Of course air resistance is a factor, but the depleted uranium rounds that thing fires are mighty dense compared to their cross-sectional area, and the round would spend quite a while at high altitudes where the air is pretty thin (apogee with no air resistance would be a bit more than 107,000 feet). So it might fly an appreciable fraction of that 78 miles.
I think that 12000 foot "maximum firing range" figure is probably more like "maximum range for any practical shot at an actual target."
Shot the 30mm at targets at 12,000 feet. Accurately.
Punched through light armor with training rounds and not the armor piercing round.

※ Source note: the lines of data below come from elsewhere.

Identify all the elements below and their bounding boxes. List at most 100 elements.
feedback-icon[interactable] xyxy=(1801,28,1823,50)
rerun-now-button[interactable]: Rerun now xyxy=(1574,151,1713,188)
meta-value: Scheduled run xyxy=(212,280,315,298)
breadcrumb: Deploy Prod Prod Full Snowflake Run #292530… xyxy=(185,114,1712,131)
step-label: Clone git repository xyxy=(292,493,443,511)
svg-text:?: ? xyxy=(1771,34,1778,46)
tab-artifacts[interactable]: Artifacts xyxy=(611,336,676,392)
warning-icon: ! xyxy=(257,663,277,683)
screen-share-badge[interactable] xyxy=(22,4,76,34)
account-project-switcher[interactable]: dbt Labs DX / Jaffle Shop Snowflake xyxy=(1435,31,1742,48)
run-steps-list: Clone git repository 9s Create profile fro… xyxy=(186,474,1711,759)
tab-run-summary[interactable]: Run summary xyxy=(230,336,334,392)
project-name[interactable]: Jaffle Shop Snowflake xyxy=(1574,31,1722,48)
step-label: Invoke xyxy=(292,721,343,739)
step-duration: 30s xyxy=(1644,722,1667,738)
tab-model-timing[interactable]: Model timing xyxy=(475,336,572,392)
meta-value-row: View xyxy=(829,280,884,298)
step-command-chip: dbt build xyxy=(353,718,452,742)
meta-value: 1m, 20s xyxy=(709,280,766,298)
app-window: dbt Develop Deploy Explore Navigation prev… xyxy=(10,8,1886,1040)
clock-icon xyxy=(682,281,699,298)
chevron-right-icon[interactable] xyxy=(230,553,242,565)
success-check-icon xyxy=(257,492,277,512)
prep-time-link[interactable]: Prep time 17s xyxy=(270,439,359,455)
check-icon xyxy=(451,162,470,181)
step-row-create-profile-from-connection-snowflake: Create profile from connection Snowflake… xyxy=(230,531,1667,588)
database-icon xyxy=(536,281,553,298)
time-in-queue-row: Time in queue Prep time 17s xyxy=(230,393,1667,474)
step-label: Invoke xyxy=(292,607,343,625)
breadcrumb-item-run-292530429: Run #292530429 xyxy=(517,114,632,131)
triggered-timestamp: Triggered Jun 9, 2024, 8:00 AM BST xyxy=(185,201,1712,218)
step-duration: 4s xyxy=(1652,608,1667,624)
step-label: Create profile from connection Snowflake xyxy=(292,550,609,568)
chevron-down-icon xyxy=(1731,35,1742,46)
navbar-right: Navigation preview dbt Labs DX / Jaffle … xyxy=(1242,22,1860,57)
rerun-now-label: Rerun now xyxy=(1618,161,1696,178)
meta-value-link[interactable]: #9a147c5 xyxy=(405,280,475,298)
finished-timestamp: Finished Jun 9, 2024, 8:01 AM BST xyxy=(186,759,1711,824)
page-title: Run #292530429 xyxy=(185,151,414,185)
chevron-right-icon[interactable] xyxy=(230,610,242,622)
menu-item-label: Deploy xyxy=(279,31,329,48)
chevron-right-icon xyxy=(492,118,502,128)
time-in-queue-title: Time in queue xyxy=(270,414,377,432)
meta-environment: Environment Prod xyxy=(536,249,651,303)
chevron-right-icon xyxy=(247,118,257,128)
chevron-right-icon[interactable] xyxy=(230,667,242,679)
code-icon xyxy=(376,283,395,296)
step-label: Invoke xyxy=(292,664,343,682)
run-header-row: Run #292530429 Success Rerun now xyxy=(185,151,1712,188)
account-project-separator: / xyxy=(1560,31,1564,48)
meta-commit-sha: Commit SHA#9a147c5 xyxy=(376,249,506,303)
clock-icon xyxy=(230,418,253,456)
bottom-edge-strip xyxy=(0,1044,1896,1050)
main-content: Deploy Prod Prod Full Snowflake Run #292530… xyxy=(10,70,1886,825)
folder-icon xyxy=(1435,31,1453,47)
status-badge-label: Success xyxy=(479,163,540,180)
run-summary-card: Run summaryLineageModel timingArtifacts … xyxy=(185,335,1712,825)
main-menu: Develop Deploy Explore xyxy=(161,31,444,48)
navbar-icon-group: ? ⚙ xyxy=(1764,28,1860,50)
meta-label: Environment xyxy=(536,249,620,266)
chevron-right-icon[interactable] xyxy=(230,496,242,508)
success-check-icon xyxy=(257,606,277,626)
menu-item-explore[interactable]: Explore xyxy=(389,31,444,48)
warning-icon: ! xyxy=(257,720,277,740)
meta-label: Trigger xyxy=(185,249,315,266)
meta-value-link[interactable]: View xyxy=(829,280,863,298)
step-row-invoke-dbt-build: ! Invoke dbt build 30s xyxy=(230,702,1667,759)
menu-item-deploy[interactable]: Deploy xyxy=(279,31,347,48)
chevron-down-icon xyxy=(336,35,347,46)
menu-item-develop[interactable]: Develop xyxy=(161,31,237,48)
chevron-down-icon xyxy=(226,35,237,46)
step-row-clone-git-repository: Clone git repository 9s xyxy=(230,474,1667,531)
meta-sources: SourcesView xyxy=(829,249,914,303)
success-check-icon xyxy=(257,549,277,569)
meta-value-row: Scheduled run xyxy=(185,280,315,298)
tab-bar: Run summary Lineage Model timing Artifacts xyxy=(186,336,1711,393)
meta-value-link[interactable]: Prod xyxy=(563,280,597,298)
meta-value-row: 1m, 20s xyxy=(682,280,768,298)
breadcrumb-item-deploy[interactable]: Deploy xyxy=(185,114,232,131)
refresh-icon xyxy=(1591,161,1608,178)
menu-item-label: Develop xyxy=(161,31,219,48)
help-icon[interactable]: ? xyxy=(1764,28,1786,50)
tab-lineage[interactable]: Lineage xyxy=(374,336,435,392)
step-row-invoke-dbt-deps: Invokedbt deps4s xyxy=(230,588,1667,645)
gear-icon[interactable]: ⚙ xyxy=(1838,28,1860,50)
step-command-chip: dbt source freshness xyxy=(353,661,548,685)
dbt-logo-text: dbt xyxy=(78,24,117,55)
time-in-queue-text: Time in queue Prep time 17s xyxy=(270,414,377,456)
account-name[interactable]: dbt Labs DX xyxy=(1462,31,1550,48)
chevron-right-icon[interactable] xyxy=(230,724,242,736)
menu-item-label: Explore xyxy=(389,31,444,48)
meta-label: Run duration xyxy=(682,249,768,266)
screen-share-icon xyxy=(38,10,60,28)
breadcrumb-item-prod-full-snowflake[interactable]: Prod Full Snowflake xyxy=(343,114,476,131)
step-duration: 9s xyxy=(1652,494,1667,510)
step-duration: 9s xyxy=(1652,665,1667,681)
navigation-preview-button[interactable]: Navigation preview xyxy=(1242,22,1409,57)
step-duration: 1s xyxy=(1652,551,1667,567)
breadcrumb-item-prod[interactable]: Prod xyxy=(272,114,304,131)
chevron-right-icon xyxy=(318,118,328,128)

Can shoot farther if needed on the ground or A/A.
A/A can engage with the gun much farther than the 20mm pop-gun.
More tomorrow.
“I wonder how far the misses can fly.”
A fascinating question!
A quick search, nothing solid.
On to my Guru... he used to have some Hatcher data tables somewhere... not much?
I have a PDF of the Hatcher Handbook, not searchable.???
Available in TXT, should be searchable but from 1940s, not likely they have data on this 30mm projectile.
https://archive.org/details/Hatchers_Notebook
This is my Guru for ballistics and fun reading.
https://www.frfrogspad.com/miscella.htm#maximum
“In a vacuum a firearm would achieve its absolute maximum range at an elevation of 45°. However, with typical small arms projectiles the effect of air resistance is so great that maximum range is usually obtained at a departure angle of between 29° and 35°. The table below gives the calculated approximate absolute maximum ranges for some common rounds using modern drag modeling techniques at standard sea level conditions, and a not so common projectile. It may differ from some previously published data based on older methods of computation. The data indicated by “#” is from government firing tables.”
And he does address the firing from elevation maxium range.